I
BELSUNCE.
Quel nom méritait mieux d'être rappelé à la postérité que celui du grand Évêque dont le souvenir est resté si glorieusement populaire! Il n'en fut point ainsi du chevalier Roze, non moins admirable, non moins héroïque dans les mêmes circonstances et pourtant à peu près inconnu du plus grand nombre des lecteurs, et à plus forte raison de ceux qui ne lisent pas. Aussi c'est un devoir comme un plaisir pour nous de ne point séparer ces deux noms unis dans une même pensée de dévouement, et qui vivront à jamais dans le cœur des Marseillais reconnaissants.
«À Belsunce, dit très-bien un historien, la gloire d'avoir représenté en face du danger le prêtre chrétien et le clergé français; au chevalier Roze la gloire d'avoir déployé ce genre de courage qui ne manque pas plus à l'armée française quand, au lieu de soldats ennemis, ce sont les fléaux de la nature qu'on lui donne à combattre pour le bien de l'humanité[21].»
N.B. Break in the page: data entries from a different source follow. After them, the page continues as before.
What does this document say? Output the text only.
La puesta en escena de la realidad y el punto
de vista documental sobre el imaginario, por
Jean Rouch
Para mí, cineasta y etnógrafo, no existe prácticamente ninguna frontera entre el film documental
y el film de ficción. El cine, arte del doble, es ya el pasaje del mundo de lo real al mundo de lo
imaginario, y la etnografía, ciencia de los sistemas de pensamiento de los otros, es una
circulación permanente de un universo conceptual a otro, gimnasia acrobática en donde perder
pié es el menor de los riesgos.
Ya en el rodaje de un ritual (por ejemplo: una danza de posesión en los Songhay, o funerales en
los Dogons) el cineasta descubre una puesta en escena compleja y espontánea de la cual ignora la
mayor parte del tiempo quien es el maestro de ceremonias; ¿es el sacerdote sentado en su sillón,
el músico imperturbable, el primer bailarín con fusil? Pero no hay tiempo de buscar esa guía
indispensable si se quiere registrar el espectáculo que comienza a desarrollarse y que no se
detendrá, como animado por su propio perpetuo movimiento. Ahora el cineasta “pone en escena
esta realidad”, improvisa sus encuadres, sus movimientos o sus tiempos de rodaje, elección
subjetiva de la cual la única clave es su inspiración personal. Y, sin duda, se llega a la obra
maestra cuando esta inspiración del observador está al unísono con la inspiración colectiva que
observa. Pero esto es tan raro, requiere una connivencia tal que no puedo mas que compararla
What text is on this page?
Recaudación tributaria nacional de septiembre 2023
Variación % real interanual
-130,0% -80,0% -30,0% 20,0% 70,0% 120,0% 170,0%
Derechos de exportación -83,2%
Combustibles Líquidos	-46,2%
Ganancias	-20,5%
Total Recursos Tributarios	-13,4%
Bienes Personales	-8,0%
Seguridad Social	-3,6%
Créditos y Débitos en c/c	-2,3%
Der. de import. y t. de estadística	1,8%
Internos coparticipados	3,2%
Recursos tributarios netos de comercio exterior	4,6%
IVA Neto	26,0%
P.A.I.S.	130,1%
Parlons de Belsunce d'abord.
Henri-François-Xavier de Belsunce de Castelmoron, naquit au château de la Force dans le Périgord, le 4 décembre 1671, d'Armand de Belsunce, marquis de Castelmoron, baron de Gavaudan, etc. Après avoir fait ses études à Paris au collége de Louis-le-Grand, il en sortit pour entrer dans la Compagnie de Jésus où, pendant plusieurs années, il enseigna avec distinction la grammaire et les humanités. «Appelé par la Providence à une plus haute destination, dit M. l'abbé Jauffret, de Metz[22], il sortit de cette compagnie en conservant toujours pour elle l'estime la mieux méritée, la plus vive reconnaissance et la plus tendre affection.»
Nommé par le roi à l'abbaye de La Réole puis à celle de Notre-Dame-des-Chambons, et grand vicaire de l'évêque d'Agen, il fut appelé, le 19 janvier 1709, à remplacer à Marseille le pieux prélat dont la mort récente laissait le siége vacant. On n'en pouvait choisir un plus digne, d'après le témoignage que lui rendait un orateur, écho fidèle des jugements contemporains: «Je vois, dit M. Maire, chanoine de l'église cathédrale de Marseille, dans son Oraison funèbre de Belsunce, je vois un épiscopat de plus de quarante-cinq ans, dont tous les moments ont été occupés et sanctifiés par le zèle le plus ardent, le plus vif et le plus infatigable.... Je le vois... à la tête des fidèles ministres qu'il a choisis pour ses coopérateurs, il se charge du travail le plus pénible. Il prêche tous les jours et souvent jusqu'à quatre fois par jour; il prépare le peuple à recevoir les sacrements de la réconciliation et de la communion; il porte le pain eucharistique dans les maisons et dans les hôpitaux, et il lui arrive souvent de le distribuer, lui seul dans une matinée, à plus de 4,000 personnes.»
Ses revenus passaient pour la plus grande partie en aumônes, et lui-même dans le secret, autant qu'il lui était possible, il se plaisait à visiter les familles pauvres pour leur prodiguer les secours en tous genres avec les sages conseils et les paternelles exhortations. Mais ce fut surtout lorsque Marseille se vit désolée par le plus terrible des fléaux,
La peste, puisqu'il faut l'appeler par son nom[23],
que la charité, que le dévouement de Belsunce éclata d'une façon non moins touchante qu'admirable, et rendit son nom illustre à jamais.